La Margarita, 25 de diciembre de 1892
La Navidad en Antioquia [fragmento]
Alfonso Castro
Las nochebuenas de Antioquia. Evoco mis riscos antioqueños. Hay euforia en la naturaleza y en el hombre. El antioqueño, por primera vez en el año, desarruga el entrecejo que le da la hórrida y constante preocupación por los pesos. Aprende a sonreír. Se le encandilan los ojos y, en ademán magnánimo, brinda la copa de anisado o de whiskey. Qué bien. La grata picazón del alcohol enciende la sangre, desencadena vibraciones en el sistema nervioso y el cerebro explota en chistes y donaires. [...] En tierras antioqueñas, la ciudad se transforma en el mes de diciembre. Todo el mundo empieza a aflojar en el trabajo y se piensa solo en las próximas vacaciones que son expansión sana y fuerte. No hay quién no ande de compras porque llegan los aguinaldos y regalo de aguinaldo han de recibir quienes nos rodean y a quienes amamos. En estas eventualidades triunfa el tirano hogareño, nuestro señor el niño. Por pobre que sea, es indispensable que para los chicos haya alguna ofrenda y sí es preciso apresurarse a buscarla, puesto que el comercio, íntegro, se cierra los últimos días del mes. Para la chiquillería sería la mayor pena que el Niño Dios no los obsequiara con ninguna dádiva el día de su nacimiento. El año entero la han estado esperando y si hay algo que reprima sus diabluras es la amenaza de que nada obtendrán, porque el Niño se disgusta si no se comportan como es debido. No obstante las prohibiciones de la policía, los globos coloreados de papel rasgan de continuo el éter. Especie de simbólica necesidad del espíritu que reclama un ascenso, siquiera alguna vez, ya que por meses y meses ha estado aferrado a la prosa cotidiana. Urgencia afirmativa de que la vida hosca y dura no ha embotado por completo la imaginación. Y ese asciende lentamente en formas caprichosas, ennegreciéndose en el humo, mientras que la chiquillería estrepitosa se moviliza en todas direcciones para atisbarle la caída.
1936
Los días azules [fragmento]
Fernando Vallejo
La novena es otra cosa. Nueve días al año se aguantan bien, y aligerados con villancicos... ¡Y qué días! ¡El cielo lleno de globos! Los globos se hacen de papel de china de muchos colores: azules, rojos, verdes, amarillos, combinados... Por lo general son un rombo de ocho pliegos. Uno de dieciséis es excepcional, y una cruz de veinte un tesoro. Llevan una candileja, que es la que arde, hecha de caucho y pedazos de vela envueltos en una bola de trapos viejos, que se empapa en petróleo. El humo negro que suelta la candileja, soportada en un sostén de alambre, es el que hace subir al globo. Es, ni más ni menos, su corazón. Cuando se apaga la candileja se acaba el humo y el globo cae. A veces cae de noche encendido sobre una casa campesina, que son de bahareque, y la casa arde. Provocan unos incendios de padre y señor mío, en honor del Señor...

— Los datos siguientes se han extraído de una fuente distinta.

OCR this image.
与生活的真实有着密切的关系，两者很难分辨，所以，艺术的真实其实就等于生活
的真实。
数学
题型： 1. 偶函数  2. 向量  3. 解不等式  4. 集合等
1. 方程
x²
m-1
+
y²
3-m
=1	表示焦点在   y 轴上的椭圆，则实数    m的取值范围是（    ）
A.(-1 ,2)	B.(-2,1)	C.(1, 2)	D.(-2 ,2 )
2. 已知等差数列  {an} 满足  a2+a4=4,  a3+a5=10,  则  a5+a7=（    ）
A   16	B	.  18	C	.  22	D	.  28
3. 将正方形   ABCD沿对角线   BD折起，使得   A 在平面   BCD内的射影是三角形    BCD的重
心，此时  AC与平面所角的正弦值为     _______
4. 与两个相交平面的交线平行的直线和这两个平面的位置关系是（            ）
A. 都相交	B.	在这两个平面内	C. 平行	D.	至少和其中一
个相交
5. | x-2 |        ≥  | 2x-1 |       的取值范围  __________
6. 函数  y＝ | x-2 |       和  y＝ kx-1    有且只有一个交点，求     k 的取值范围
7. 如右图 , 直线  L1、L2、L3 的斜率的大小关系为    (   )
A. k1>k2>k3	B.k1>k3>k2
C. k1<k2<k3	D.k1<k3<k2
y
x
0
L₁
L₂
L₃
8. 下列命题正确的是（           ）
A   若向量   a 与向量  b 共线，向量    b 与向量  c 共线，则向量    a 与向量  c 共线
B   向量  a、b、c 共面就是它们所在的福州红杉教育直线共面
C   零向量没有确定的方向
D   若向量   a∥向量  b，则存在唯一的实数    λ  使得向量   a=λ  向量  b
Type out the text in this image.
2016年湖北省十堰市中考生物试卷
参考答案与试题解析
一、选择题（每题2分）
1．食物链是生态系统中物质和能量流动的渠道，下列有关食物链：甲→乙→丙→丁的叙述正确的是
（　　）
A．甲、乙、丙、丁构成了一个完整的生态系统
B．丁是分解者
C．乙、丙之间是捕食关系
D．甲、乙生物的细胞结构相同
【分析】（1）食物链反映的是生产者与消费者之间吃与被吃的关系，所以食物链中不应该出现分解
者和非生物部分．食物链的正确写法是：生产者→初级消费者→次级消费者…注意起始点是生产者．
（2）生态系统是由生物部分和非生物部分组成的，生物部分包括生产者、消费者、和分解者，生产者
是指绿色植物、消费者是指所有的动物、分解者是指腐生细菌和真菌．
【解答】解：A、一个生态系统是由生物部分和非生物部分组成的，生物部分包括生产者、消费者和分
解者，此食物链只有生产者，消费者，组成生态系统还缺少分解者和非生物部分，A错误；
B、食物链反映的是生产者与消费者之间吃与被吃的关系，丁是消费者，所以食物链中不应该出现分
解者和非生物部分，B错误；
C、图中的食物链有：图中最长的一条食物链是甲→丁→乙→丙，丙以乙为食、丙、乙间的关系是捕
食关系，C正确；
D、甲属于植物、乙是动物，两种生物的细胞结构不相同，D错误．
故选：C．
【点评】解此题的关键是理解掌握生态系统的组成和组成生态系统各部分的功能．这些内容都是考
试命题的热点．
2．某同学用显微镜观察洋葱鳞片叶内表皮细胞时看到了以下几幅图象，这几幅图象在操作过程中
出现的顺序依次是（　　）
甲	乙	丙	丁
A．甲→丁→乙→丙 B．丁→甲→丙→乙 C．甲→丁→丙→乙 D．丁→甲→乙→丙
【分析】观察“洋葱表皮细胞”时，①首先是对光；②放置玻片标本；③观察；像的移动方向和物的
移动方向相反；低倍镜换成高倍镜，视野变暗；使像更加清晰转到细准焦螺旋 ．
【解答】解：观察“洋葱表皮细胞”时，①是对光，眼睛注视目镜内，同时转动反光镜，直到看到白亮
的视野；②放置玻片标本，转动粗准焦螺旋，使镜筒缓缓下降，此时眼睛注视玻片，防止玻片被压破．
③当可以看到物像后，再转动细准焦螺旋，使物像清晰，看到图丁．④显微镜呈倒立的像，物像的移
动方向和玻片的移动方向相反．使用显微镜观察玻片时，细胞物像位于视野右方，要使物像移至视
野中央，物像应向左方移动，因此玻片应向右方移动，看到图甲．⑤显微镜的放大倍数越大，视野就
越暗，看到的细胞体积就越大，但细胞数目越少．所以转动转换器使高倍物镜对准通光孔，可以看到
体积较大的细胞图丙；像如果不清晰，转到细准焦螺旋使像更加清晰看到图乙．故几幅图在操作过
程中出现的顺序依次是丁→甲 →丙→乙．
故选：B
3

Hoy es un día cualquiera entre el dieciséis y el veinticuatro de diciembre. Salgo a uno de los dos corredores de Santa Anita a una hora cualquiera y miro al cielo y cuento: Uno, dos, tres, cuatro, cinco, diez, veinte, treinta, ¡cien globos! ¡Qué maravilla! Se me bota el corazón. Ahora bien, agarrar un globo, en Antioquia, por más que haya y por más que todos caigan, es una hazaña, y le voy a decir por qué: porque detrás de cada globo hay veinte niños, con piedras y navajas, esperándolo en tierra. El globo puede caer con la candileja apagada, o bien encendida, pero como un corazón de enfermo que da los últimos estertores. Caiga como caiga para el caso da igual, porque los veinte niños, que para la ocasión se llaman chinches (esto es: camajanes de menor edad, o aprendices de camajanes), lo reciben a pedradas: si el globo cae apagado lo rompen; si cae encendido lo incendian. Y usted me preguntará por qué. Muy simple: porque son veinte niños, y el globo es sólo uno, y si no es para mí no es para nadie, y ahí va la piedra. La cantidad de casas quemadas es nada al lado de la infinidad de niños acuchillados, porque los chinches que cargan navaja no dejan impune el delito de que otros les rompan el globo. Y entre chinche que muere a navajazo, y chinche que muere navajiado, ahí se va controlando la población de Colombia, que crece sin parar. El globo que va en el cielo, como un pájaro, no es de nadie. Pero cada niño que lo ve cree que es de él.